Extension activities occur when we build upon simple and mastered activities. It is important not to rush our children along the simple activities before they have mastered them and feel comfortable moving to the next level, even if we know that they are going to enjoy the extension more than the original activity.
I printed simple animal cards to match the majority of our animal collection (some animals I am still hunting for good images), and had them printed at Costco’s photo department so that they would have a nice tactile finish, and also because I didn’t want to completely kill my printer’s ink supply.
The first introduction should look like this:
Three part lesson: Choose and stack three cards that are distinct from each other in some way. Place each card individually in front of the child and state the animal’s name. After all animals have been introduced, ask the child to point to each animal when prompted. (“Please point to the giraffe.”) Mix the cards up, and ask again. When you feel like the child has mastered this part, move on to asking the child to name the animals when you point to the cards. (“What’s this animal called?”)
Try to limit this activity to three cards at a time. When you feel like the child has mastered these cards, remove them and introduce three more.
After this, the animal figures can be introduced. I prefer to do this as a tray (or basket) activity, without modelling. Only three cards are placed in the basket, along with their corresponding figures, to be matched.
Eventually, after G had mastered having three cards at a time, I slowly built up the number of cards that she would experience at a given time until she had a full basket of animals and “deck” of cards.
This is now a fixture on our shelves and G can build on the materials herself. She sometimes engages in the previous exercises, but often creates new ways of ordering the animals and cards. For example, she decided to match up mama and baby animals; we talked about how they had different names and how sometimes mamas don’t look like their babies. (An awesome “build on” topic for later, as G has a mixed heritage and also adopted cousins.) She also figured out that animal mamas give their babies milk just like human mamas (because of the teats and utters found on the anatomically-correct figures), and she allowed her piglet and calf to nurse.

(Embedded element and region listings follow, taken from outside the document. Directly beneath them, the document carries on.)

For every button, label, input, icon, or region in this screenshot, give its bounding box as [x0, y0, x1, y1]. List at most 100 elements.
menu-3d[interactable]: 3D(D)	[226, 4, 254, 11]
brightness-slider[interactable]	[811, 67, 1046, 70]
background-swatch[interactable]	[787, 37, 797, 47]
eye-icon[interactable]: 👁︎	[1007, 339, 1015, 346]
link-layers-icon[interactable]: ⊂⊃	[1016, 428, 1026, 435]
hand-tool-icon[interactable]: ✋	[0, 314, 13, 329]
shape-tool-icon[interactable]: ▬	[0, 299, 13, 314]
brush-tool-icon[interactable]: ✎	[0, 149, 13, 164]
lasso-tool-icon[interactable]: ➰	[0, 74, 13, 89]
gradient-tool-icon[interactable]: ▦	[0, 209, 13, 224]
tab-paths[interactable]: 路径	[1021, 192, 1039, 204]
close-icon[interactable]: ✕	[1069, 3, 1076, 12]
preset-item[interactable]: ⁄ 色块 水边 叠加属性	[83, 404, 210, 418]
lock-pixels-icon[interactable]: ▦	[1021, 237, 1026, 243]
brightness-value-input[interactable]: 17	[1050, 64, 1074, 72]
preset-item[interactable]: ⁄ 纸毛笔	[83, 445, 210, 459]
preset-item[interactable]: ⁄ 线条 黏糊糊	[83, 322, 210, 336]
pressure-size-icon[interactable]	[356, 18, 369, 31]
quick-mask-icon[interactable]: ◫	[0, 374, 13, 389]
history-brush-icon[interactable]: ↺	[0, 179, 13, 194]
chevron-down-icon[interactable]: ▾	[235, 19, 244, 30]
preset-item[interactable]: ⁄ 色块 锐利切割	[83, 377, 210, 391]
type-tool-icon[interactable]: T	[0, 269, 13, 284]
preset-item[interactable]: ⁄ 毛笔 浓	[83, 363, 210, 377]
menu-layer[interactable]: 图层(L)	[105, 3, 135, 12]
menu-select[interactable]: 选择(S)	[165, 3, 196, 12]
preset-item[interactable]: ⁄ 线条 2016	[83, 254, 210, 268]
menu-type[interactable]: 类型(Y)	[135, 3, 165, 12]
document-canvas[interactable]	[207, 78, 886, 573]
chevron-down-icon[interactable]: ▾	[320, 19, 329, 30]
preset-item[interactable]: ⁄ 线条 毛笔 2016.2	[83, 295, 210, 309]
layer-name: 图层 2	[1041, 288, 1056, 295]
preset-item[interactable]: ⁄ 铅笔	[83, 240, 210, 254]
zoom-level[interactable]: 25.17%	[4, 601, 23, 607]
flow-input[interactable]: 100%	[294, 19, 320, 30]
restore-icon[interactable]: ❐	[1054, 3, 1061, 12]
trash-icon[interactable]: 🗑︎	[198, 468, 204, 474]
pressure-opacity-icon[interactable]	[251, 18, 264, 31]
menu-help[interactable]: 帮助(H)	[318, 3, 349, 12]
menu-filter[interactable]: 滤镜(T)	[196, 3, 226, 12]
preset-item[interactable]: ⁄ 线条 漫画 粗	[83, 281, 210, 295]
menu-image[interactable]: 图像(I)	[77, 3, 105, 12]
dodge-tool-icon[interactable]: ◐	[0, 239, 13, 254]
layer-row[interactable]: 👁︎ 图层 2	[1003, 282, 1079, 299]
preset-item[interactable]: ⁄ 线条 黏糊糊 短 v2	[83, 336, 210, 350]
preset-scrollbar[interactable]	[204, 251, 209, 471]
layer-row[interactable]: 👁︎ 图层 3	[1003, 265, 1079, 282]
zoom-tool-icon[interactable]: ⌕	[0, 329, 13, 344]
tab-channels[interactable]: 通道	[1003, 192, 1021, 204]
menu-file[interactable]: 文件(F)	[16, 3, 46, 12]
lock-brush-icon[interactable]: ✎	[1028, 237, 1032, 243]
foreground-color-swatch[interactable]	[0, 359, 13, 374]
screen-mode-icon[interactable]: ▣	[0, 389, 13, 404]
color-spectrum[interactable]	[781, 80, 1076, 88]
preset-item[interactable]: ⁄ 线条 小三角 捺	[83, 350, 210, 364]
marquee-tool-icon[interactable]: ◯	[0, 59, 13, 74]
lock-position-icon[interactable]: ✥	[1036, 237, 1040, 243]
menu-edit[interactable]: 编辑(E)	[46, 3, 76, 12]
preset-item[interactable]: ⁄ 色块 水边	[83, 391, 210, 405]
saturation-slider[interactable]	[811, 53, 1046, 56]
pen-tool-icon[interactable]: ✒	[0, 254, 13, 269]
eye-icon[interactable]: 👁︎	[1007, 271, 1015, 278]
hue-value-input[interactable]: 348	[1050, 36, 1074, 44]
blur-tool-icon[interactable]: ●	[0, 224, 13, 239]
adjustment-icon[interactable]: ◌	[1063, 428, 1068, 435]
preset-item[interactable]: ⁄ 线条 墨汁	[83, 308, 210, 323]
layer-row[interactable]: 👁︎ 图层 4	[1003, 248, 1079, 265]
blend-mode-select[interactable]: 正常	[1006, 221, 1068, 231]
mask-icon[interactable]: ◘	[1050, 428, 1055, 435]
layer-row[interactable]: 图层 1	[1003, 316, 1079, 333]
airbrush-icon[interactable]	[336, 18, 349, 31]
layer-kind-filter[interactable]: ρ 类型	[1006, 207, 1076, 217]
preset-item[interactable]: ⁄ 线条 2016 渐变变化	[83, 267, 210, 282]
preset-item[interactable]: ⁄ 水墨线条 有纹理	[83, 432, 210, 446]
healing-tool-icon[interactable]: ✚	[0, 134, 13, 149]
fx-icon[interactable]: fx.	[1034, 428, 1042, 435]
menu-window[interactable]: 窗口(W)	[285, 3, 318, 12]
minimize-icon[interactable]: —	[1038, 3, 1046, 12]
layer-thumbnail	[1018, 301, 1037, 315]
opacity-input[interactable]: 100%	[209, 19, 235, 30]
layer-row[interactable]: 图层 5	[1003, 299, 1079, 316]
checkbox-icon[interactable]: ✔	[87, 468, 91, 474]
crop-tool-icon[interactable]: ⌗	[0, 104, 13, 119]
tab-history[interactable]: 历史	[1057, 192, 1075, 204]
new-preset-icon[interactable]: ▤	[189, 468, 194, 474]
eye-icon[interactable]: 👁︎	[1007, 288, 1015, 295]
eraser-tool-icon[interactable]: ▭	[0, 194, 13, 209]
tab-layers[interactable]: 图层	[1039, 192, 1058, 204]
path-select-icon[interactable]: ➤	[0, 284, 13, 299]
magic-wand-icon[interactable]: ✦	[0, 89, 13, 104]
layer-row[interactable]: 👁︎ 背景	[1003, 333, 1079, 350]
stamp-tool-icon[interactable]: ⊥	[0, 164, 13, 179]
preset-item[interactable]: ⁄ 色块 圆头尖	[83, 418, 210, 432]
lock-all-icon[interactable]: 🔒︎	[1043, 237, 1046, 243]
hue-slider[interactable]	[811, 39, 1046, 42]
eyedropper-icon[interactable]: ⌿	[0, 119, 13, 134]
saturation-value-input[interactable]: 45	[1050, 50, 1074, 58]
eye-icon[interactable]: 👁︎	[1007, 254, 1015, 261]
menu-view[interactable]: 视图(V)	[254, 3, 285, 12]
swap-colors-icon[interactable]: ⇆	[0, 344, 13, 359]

We have since organized them based on colour, genus, and environment.
|Picture taken upside-down of “nursing” piglet|
These activities were done with my almost-two year old, but they can be started as early as 18months, depending on your own child’s individual readiness. At a later age, the photo cards can be turned into three-part cards, in addition to the activities described here.
Cost breakdown: $1.67 +
I printed 15 cards at Costco for a total of $2.24; had I been more organized, I could have jumped on their 4×6 sale price and paid $0.67. We already owned the Schleich/Melissa & Doug/Playskool animals, and they can get pricey, especially if purchased full-price. You can purchase these used or on sale from Chapters, Amazon, Scholar’s Choice, or Michael’s, or, make your own wooden, clay, or felt animals. A collection of about 10 homemade clay animals can be made for less than a dollar if you make your own clay; a few wool-felted animals can be made for the same price; or several dozen craft felt animals, if you purchase the individual craft-felt sheets on sale. Wooden animals can be purchased or made out of various soft woods.
What extension activities would you add?